After the ruling in Haines, the Legislature amended a portion of the PIP statute, N.J.S.A. 39:6A-12, to state that any medical bills beyond available PIP benefits are collectible at trial, Clark said.

But Wilson disregarded the amended version of N.J.S.A. 39:6A-12, and barred the claim for future medical bills, Clark said.

Wilson said the statute “specifically states that all uncompensated medical expenses not covered by personal injury protection limits applicable to the injured party are not compensable and not admissible,” according to Clark. But “[i]n fact N.J.S.A. 39:6A-12 states the exact opposite,” Clark said in his petition for certification.
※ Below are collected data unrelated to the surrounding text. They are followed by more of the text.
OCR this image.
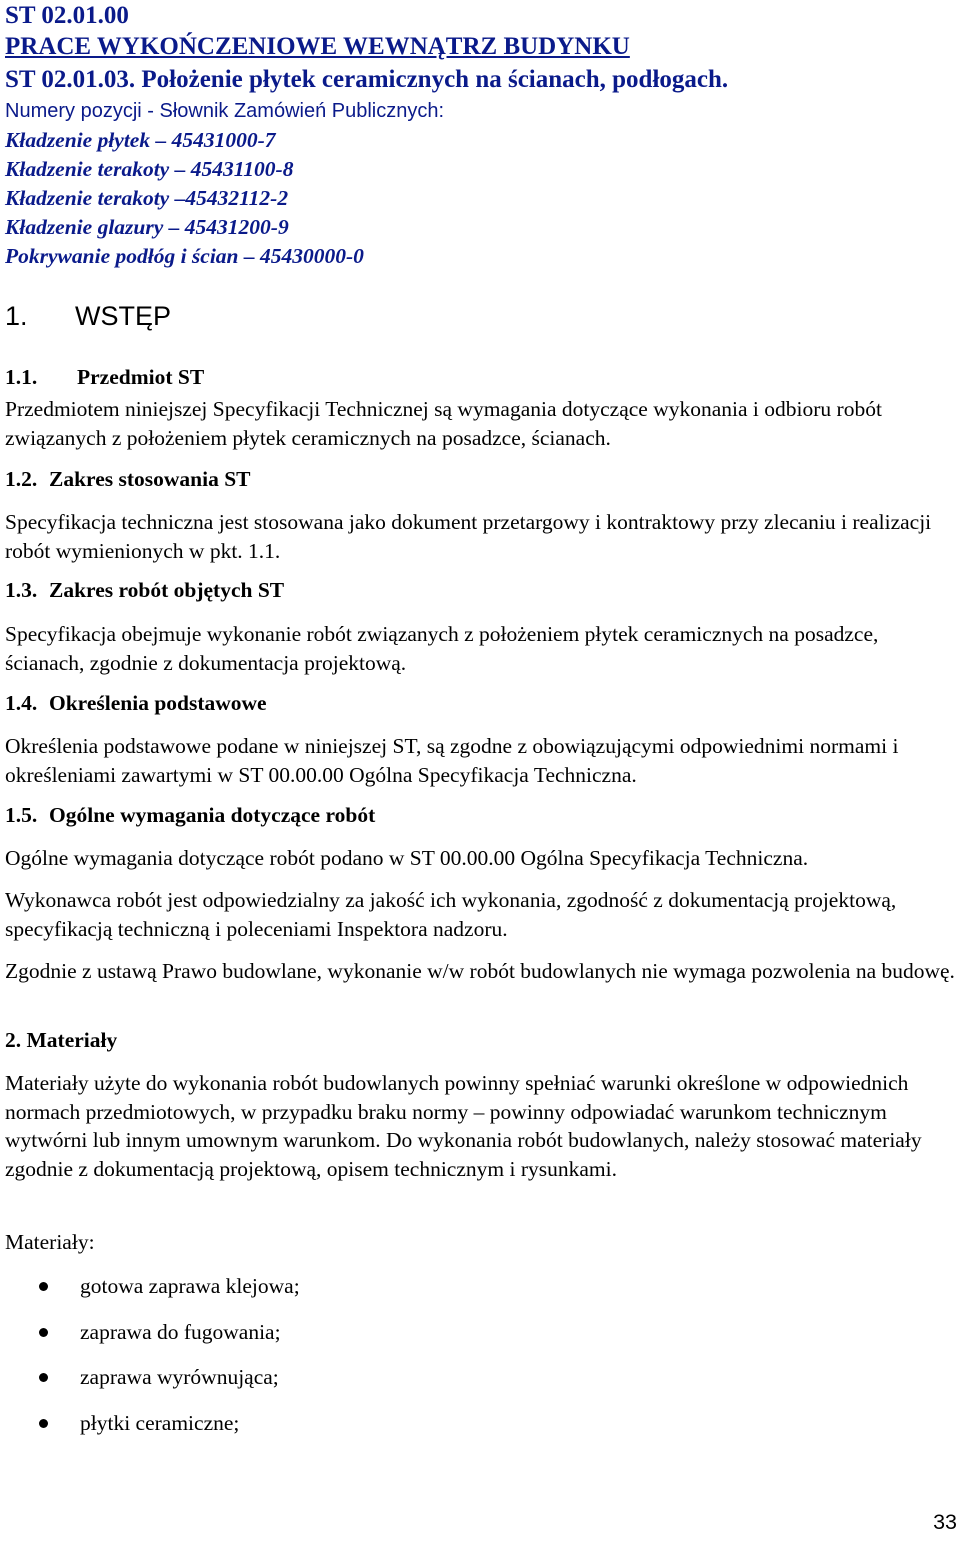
ST 02.01.00
PRACE WYKOŃCZENIOWE WEWNĄTRZ BUDYNKU
ST 02.01.03. Położenie płytek ceramicznych na ścianach, podłogach.
Numery pozycji - Słownik Zamówień Publicznych:
Kładzenie płytek – 45431000-7
Kładzenie terakoty – 45431100-8
Kładzenie terakoty –45432112-2
Kładzenie glazury – 45431200-9
Pokrywanie podłóg i ścian – 45430000-0
1. WSTĘP
1.1. Przedmiot ST
Przedmiotem niniejszej Specyfikacji Technicznej są wymagania dotyczące wykonania i odbioru robót związanych z położeniem płytek ceramicznych na posadzce, ścianach.
1.2. Zakres stosowania ST
Specyfikacja techniczna jest stosowana jako dokument przetargowy i kontraktowy przy zlecaniu i realizacji robót wymienionych w pkt. 1.1.
1.3. Zakres robót objętych ST
Specyfikacja obejmuje wykonanie robót związanych z położeniem płytek ceramicznych na posadzce, ścianach, zgodnie z dokumentacja projektową.
1.4. Określenia podstawowe
Określenia podstawowe podane w niniejszej ST, są zgodne z obowiązującymi odpowiednimi normami i określeniami zawartymi w ST 00.00.00 Ogólna Specyfikacja Techniczna.
1.5. Ogólne wymagania dotyczące robót
Ogólne wymagania dotyczące robót podano w ST 00.00.00 Ogólna Specyfikacja Techniczna.
Wykonawca robót jest odpowiedzialny za jakość ich wykonania, zgodność z dokumentacją projektową, specyfikacją techniczną i poleceniami Inspektora nadzoru.
Zgodnie z ustawą Prawo budowlane, wykonanie w/w robót budowlanych nie wymaga pozwolenia na budowę.
2. Materiały
Materiały użyte do wykonania robót budowlanych powinny spełniać warunki określone w odpowiednich normach przedmiotowych, w przypadku braku normy – powinny odpowiadać warunkom technicznym wytwórni lub innym umownym warunkom. Do wykonania robót budowlanych, należy stosować materiały zgodnie z dokumentacją projektową, opisem technicznym i rysunkami.
Materiały:
gotowa zaprawa klejowa;
zaprawa do fugowania;
zaprawa wyrównująca;
płytki ceramiczne;
33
Clark appealed Wilson’s ruling, and an Appellate Division panel ruled that the right to appeal is waived by Brehme’s receipt and acceptance of the judgment and her adversary’s filing of a warrant of satisfaction. The panel did not address whether the trial judge properly applied the PIP statute.

Carl Mazzie of Foster & Mazzie in Totowa, who represents the driver who struck Brehme’s car, did not respond to a call about the case.

But Mazzie, in his brief opposing Supreme Court certification, cited a 1945 Court of Errors and Appeals case, In re Mortage Guaranty, which said, “It is a well-recognized rule that a litigant who voluntarily accepts the benefits of a judgment is estopped from attacking it on appeal.”

Clark argued the trial court decision “resulted in a stark unfairness, an unjustifiably uncompensated loss and a windfall for the defense. This was the very thing the Supreme Court invited the Legislature to correct in the Haines decision. The Legislature accepted this invitation and amended N.J.S.A. 39:6A-12 later that same year. The trial court inexplicably disregarded this and should be reversed.”

Clark claimed the filing of a warrant of satisfaction on the plaintiff’s pain-and-suffering claim did not waive or abandon her claim for future medical expenses, which is a distinct issue. He cited Guarantee Insurance v. Saltman, a 1987 Appellate Division case, which said a plaintiff can accept a partial judgment and appeal the denial of a different element of a damages claim.

“We are humbled, optimistic and honored to advocate for Linda and many others like her before the highest court in our state,” Clark said. “The record shows the trial court was misled into error here and we are confident justice will ultimately be achieved.”